Former Twins skipper looking to resurrect Kia
Kim, who usually comes across to his players more like a big brother than a boss, sat down with the JoongAng Ilbo last week.
When asked about the team’s training last month, he replied, “Did they say the training was too hard? I thought I gave them enough rest.”
Hard training typically is associated with Hanwha Eagles Manager Kim Sung-keun, but Kia’s training last month was tough enough. The only difference was that Hanwha’s training was required for everyone, while Kia’s was optional. Even Choi Hee-seop, who rarely played in the past couple of years, joined the Tigers training camp last month in Miyazaki, Japan.
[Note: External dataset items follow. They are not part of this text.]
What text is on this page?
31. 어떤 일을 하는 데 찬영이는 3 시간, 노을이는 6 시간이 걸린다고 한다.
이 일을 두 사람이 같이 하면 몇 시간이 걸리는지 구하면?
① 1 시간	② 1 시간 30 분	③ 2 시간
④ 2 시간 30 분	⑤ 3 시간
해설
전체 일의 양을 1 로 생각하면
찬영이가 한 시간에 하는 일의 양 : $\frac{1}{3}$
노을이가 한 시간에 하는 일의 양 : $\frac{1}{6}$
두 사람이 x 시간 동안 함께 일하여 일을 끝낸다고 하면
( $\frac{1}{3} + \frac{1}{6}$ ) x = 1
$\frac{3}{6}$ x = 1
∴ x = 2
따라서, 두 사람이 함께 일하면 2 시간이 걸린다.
Kia has been on the decline since winning the Korean Series in 2009, and many players and coaches naturally fell into defeatism. After raising the trophy five years ago, the team advanced to the postseason only once, in 2011, and was eliminated in the first round. This season, the Tigers finished in eighth place, ahead of only the Hanwha Eagles.
Kim is trying to revitalize the team and get closer to them in his own way, just like he did with the Twins three years ago.
“I don’t know how the team is going to change, but I am confident I can communicate with the players,” he said.
One of the biggest mysteries this season was Kim’s resignation on April 23. LG waited 20 days for him to come back, but they finally named Yang Sang-moon as the new manager.
Baseball fans, in particular, wondered why Kim would leave after leading the Twins to the postseason for the first time in 11 years.
At the time of his resignation, the team was in last place after 17 games with 111 to go. Some said he gave up too soon, and there were rumors he had been offered a job at another club.
But Kim did not become Kia’s manager until late October, six months after his resignation, after Sun Dong-yeol stepped down.
When asked if he regrets his resignation from LG, he said, “Not at all, because it went well for LG after I left.”
The Twins finished the regular season in fourth place and made it to the second round of the postseason, before losing in four games to the Nexen Heroes.
Kim said he actually had considered resigning when the team fell to the Doosan Bears in the first round of the postseason in 2013, blaming himself for the loss.
Then, when LG had a losing streak in April, players shaved their heads to show their determination and loyalty, saying they would do better to keep Kim, who was in the last season of his contract.
“I believe players should not play for the manager,” said Kim. “It only makes them perform worse, and I thought I was the one who should leave the team. It’s the same with the Kia Tigers. I won’t cling to something that won’t work.”